Q. If my employees clock in before their starting time and clock out after their day is scheduled to end, am I required to pay them for that extra time?
A. While California employers aren’t required to have time clocks, they are required to keep accurate records of the time their employees work. If you choose to use a time clock, you must ensure that the timecards accurately reflect the time worked by each employee.
To that end, you should implement a policy stating that employees should avoid clocking in early or late, unless they have been authorized to work the extra time. If an employee inaccurately clocks in or out, have the worker and his or her supervisor sign a notation on the timecard establishing the correct time.
Obviously, employers have to be practical about enforcing this rule. Don’t be overly concerned about employees who clock in a few minutes early or late. Employers commonly record starting and stopping times to the nearest five minutes, or to the nearest one-tenth or one-quarter of an hour. Presumably, this arrangement averages out, so employees are fully compensated for all of the time they actually work.

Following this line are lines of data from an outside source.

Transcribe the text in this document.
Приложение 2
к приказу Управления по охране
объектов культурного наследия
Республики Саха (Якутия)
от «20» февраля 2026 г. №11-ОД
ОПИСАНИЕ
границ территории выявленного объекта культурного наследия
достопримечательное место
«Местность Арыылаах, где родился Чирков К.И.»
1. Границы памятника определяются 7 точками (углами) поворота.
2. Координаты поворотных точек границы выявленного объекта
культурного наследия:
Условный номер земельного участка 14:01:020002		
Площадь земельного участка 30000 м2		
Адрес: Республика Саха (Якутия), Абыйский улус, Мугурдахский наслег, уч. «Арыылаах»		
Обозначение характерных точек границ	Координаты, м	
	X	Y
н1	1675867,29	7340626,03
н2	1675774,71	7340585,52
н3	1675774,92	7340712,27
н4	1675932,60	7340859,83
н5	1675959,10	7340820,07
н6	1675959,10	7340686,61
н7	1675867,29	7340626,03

For enforcement purposes, this practice of computing time will be accepted, provided it’s used in such a manner that won’t result, over a period of time, in a failure to compensate employees properly for all of the time they actually work.
If employees work outside their established schedule, you must pay them for the time worked, even if it wasn’t authorized. Never handle even repeat violations of this policy by withholding pay for the unauthorized work time. Instead, treat the problem as a disciplinary matter.